THE Government parties, and Labour in particular, may be feeling a little complacent about the Irish language as an issue in this election.
Whatever about tackling the thorny problems which have concerned the language movement for years - depopulation of Gaeltacht areas, the lack of State services through Irish, the Department of Education's apparent hostility towards gaelscoileanna - they can rightly claim that they delivered on the single most important language issue in decades: Teilifis na Gaeilge.
The concept of an Irish-language station remained a distant and slightly other-worldly chimera for years under previous governments. Although the first concrete steps to establish it were taken by Fianna Fail's Maire Geoghegan-Quinn, it might well have languished in the realm of political fantasy for another decade were it not for Michael D. Higgins's determination to see it through.
His faith has not been misplaced. After a rocky start the station has settled down.
Figures from Nielsen, the official TV audience ratings agency, show TnaG's nightly average audience grew from 173,000 in February to 250,000 by mid-March. Research commissioned by TnaG suggests that more than 65 per cent of the population have tuned to the new station.
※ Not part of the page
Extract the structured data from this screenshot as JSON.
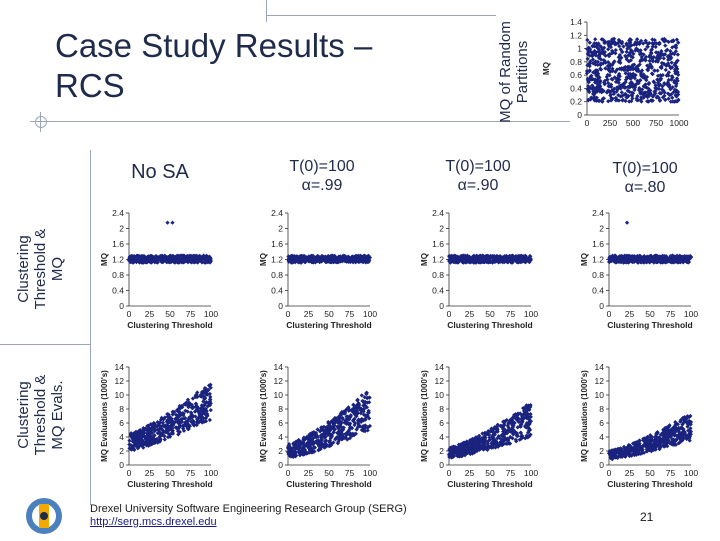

Politics is a cruel game, however, and although Michael D. has earned the gratitude of Irish speakers, another Labour minister is remembered with much less fondness.
When the Minister for Education, Ms Breathnach, refused recognition to seven gaelscoileanna last August she sparked a vigorous campaign that ended with an ignominious climbdown by the Department on the steps of the High Court. Her decision reinforced a conviction among Irish speakers that, despite all the lofty rhetoric about pluralism in the White Paper on Education, the Department had become increasingly alarmed at the exponential growth of the sector.
It seemed to some observers that certain officials within the Department viewed the all-Irish schools as at best an irritation to be endured, or at worst an aberration to be discouraged.
In its campaign, however, the Gaelscoileanna movement had a powerful if simple argument. Parents were entitled to educate their children through Irish if they so wished, it said. In basing its campaign on the issue of parental choice, the organisation found willing allies in the multi-denominational schools movement, Educate Together, which was itself concerned about the implications of the Minister's decision.
This issue - parental choice, and in a wider sense the right of citizens to avail of State services in either English or Irish - is likely to resurface as a key issue in the life-time of the next government, as falling numbers put increasing pressure on existing schools and make setting up new ones more problematic.
Gaelscoileanna and Educate Together will make common cause with small rural schools, who argue that their social value out-weighs the extra cost they entail. But an ominous cloud on the horizon, for every sector but the mainstream, is the report of the Commission on School Accommodation Needs. Set up by the outgoing Government, it is expected to recommend significant amalgamations of smaller schools.
The next government will be faced with a major choice. It can facilitate the transformation of Irish education into a more pluralist, multi-layered canvas, by aiding the establishment of more all-Irish and multi-denominational schools, despite the inevitable extra cost. Or it can choose the route favoured by the Department's accountants, and block new schools, force more amalgamations, and thwart the will of an increasing number of parents who want to give their children chances they never had themselves.
All the political parties pay lip-service to the idea of more pluralism, including more gaelscoileanna, just as they pay lip-service to the continuing ideal of a resurgent language. But there is less willingness to tackle the hard spending questions that follow from such commitments. Questions such as those raised at the launch of Language Policy and Social Reproduction: Ireland 1893-1993 by Prof Padraig O Riagain last week.
Prof O Riagain said the practical focus of current policies seemed to be to supply certain basic services through Irish (schools, television and radio stations), with a corresponding downgrading of the traditional revival objectives.
"One can detect in this approach the beginnings of a more selective and narrowly-based language strategy, aiming at language survival rather than revival," he said.
"But the more policy singles out `Irish speakers' as the target for language policies, on the grounds of their rights as a minority group, the less plausible it becomes to sustain existing nationwide policies to revive Irish.
"Furthermore, Irish-speaking networks are not strong enough at present to guarantee the reproduction of spoken Irish, or its expansion, into the next generation.
"A policy built around the provision of State services to Irish-speakers may find that they do not exist in large enough numbers, nor are they sufficiently concentrated to meet the operational thresholds required to make language-specific services viable.
"The survival option, if it is understood in these terms, may not be on offer. Survival requires revival.
"As the French sociologist, Pierre Bourdieu, observed, `those who seek to defend a threatened language ... are obliged to wage a total struggle'", Prof O Riagain added.
He went on: "If Irish language policies are to have any significant impact, they will require large resources on a scale which has not been hitherto realised. Effective language policies must affect all aspects of national life and will have to be sustained for decades."
It is a warning which chimes uneasily with the oft-repeated pieties of fiscal rectitude and tax reform. The next government, whatever its hue, will probably ignore it.